David Auburn’s play is about familial conflict and the need to provide evidence of ourselves. Family conflict is a common enough theme in American drama – try naming one classic play about something else and you may have to think awhile, but scientific proof as an article of faith is explored less often.

Catherine (Hannah Connally) is the younger daughter of Robert (Rick O’Daniel-Munger), a famed University of Chicago mathematician, who has just died after several years struggling with an unnamed mental illness. Catherine lived with and cared for him in his last years. Her sister, Claire (Melinda Beck) lives in New York City but has returned home for the funeral and to settle family affairs. Also on the scene is one of Robert’s former students, Hal (Westley Yunker), who is now teaching at the University of Chicago but has spent the last several days sorting through Robert’s piles of notebooks.

The two sisters are as different as they are alike, with Claire immediately seeking to control Catherine’s fate out of fear that her sibling also has mental health issues. When Hal finds a revelatory, game-changing theorem in one of Robert’s notebooks, all assumptions are called into question.

The text establishes from the beginning that Catherine is also a gifted mathematician and the question of her mental stability is raised independent of Claire’s concerns, so the play centers on the ability of the characters to believe in one another. Robert, seen in flashbacks, has great confidence in Catherine’s abilities and recognizes the bond between them that neither share with Claire. Hal and Catherine become involved on intimate terms, and his role in all of this seems on uncertain footing.

Hannah Connally gives Catherine such a bruised and sullen nature that we might be willing to believe madness has taken hold, but she also navigates the sharp intelligence that works its way through the grief. Her offbeat chemistry with Westley Yunker makes sense of the sudden romantic spark, and she and Melinda Beck orchestrate the complexity of their sibling relationship with skill and feeling. Rick O’Daniel-Munger shapes the addled and ailing academic father with authentic feeling. The playing does justice to the dialogue, which is honest and unforced.

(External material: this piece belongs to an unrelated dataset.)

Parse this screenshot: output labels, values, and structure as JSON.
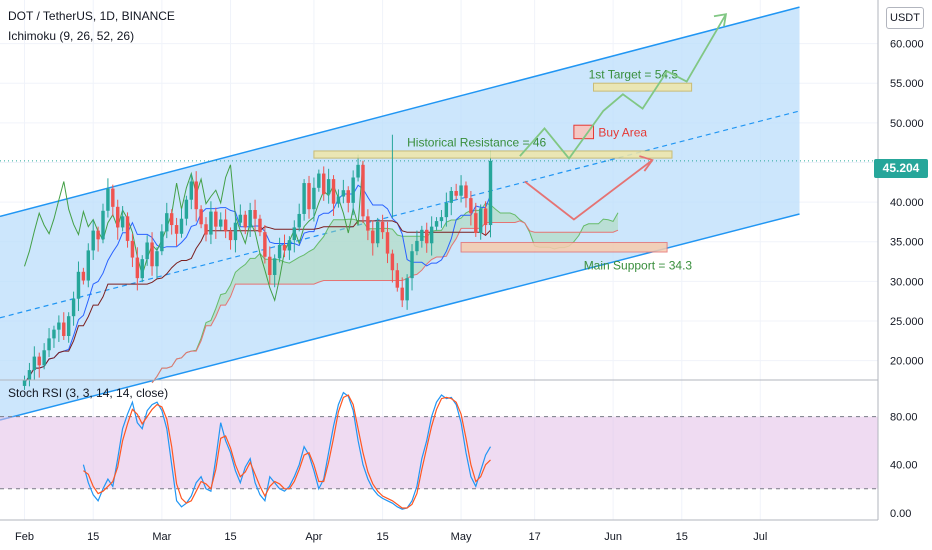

Although the autumnal set does not betray its Chicago outskirts, it somehow feels more small-town Indiana that is good for the production, but otherwise, this is a strong and sure presentation of a Pulitzer-prize winning play. Theatreworks of Southern Indiana is a young company, but they don’t seem to lack experience, and they are ambitiously developing their own venue in a historic bank building in New Albany that is both luxurious and cozy. They seem determined to stay.


September 22 –October 1, 2017

Theatreworks of Southern Indiana
203 E. Main Street
New Albany, In 47150


Keith Waits is a native of Louisville who works at Louisville Visual Art during the days, including being the host of PUBLIC on WXOX-FM 97.1/ ARTxFM.com, but spends most of his evenings indulging his taste for theatre, music and visual arts. His work has appeared in Pure Uncut Candy, TheatreLouisville, and Louisville Mojo. He is now Managing Editor for Arts-Louisville.com.